RNN and LSTM
nn.embedding
nn.embedding 构造一个vocab size的lookup table,每个vocabulary用hidden_size维度的向量表示
>>> embedding = nn.Embedding(10, 3)
>>> embedding.weight
# Parameter containing:
# tensor([[ 1.2402, -1.0914, -0.5382],
# [-1.1031, -1.2430, -0.2571],
# [ 1.6682, -0.8926, 1.4263],
# [ 0.8971, 1.4592, 0.6712],
# [-1.1625, -0.1598, 0.4034],
# [-0.2902, -0.0323, -2.2259],
# [ 0.8332, -0.2452, -1.1508],
# [ 0.3786, 1.7752, -0.0591],
# [-1.8527, -2.5141, -0.4990],
# [-0.6188, 0.5902, -0.0860]], requires_grad=True)
>>> embedding.weight.size
# torch.Size([10, 3])
# note that input is indices, the size of which is [2,4]
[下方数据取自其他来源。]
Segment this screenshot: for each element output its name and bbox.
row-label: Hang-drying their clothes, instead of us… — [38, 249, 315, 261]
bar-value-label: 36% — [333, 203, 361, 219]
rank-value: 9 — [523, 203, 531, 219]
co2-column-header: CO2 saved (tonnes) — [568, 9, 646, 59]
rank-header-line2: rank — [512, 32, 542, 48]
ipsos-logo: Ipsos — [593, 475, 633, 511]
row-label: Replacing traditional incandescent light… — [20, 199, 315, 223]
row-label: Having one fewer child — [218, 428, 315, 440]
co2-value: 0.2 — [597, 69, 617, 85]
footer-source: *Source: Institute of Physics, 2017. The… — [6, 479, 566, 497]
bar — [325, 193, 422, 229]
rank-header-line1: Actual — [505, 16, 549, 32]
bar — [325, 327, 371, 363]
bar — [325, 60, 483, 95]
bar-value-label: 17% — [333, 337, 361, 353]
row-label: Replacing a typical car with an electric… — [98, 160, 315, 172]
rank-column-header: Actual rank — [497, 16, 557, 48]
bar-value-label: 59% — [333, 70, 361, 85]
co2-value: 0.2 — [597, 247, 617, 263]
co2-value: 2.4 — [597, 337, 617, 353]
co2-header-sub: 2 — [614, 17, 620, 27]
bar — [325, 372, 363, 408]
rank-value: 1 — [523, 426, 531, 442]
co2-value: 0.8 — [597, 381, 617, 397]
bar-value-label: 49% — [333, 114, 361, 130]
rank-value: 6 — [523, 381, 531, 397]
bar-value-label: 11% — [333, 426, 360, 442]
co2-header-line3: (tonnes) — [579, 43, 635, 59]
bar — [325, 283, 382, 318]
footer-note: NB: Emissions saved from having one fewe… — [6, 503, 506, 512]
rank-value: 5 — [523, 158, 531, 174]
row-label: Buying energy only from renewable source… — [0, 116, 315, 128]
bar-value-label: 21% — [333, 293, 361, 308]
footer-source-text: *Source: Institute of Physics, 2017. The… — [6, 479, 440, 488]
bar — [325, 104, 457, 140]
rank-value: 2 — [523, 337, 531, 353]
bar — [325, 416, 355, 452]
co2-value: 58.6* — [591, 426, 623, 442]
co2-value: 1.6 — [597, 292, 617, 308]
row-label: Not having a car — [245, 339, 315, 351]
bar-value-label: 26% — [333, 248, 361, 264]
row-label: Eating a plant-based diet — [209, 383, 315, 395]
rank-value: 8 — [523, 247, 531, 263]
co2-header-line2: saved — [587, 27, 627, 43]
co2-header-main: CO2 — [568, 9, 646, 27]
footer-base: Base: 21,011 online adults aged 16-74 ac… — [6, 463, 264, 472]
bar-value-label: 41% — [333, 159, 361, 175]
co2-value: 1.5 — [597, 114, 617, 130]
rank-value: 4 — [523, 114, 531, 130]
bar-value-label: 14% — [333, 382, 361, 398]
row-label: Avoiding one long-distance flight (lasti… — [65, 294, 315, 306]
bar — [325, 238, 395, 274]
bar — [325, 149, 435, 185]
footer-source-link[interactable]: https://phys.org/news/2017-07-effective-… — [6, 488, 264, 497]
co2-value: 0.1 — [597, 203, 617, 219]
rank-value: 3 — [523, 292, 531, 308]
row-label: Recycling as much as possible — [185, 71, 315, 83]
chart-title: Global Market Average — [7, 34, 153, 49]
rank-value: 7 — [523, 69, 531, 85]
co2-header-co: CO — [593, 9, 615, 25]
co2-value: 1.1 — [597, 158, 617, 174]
input = torch.LongTensor([[1,2,4,5],[4,3,2,9]])
a = embedding(input)
print(a)
# tensor([[[-1.1031, -1.2430, -0.2571],
# [ 1.6682, -0.8926, 1.4263],
# [-1.1625, -0.1598, 0.4034],
# [-0.2902, -0.0323, -2.2259]],
# [[-1.1625, -0.1598, 0.4034],
# [ 0.8971, 1.4592, 0.6712],
# [ 1.6682, -0.8926, 1.4263],
# [-0.6188, 0.5902, -0.0860]]], grad_fn=<EmbeddingBackward>)
print(a.size())
# torch.Size([2, 4, 3])
a = embedding(input)是去embedding.weight中取对应index的词向量!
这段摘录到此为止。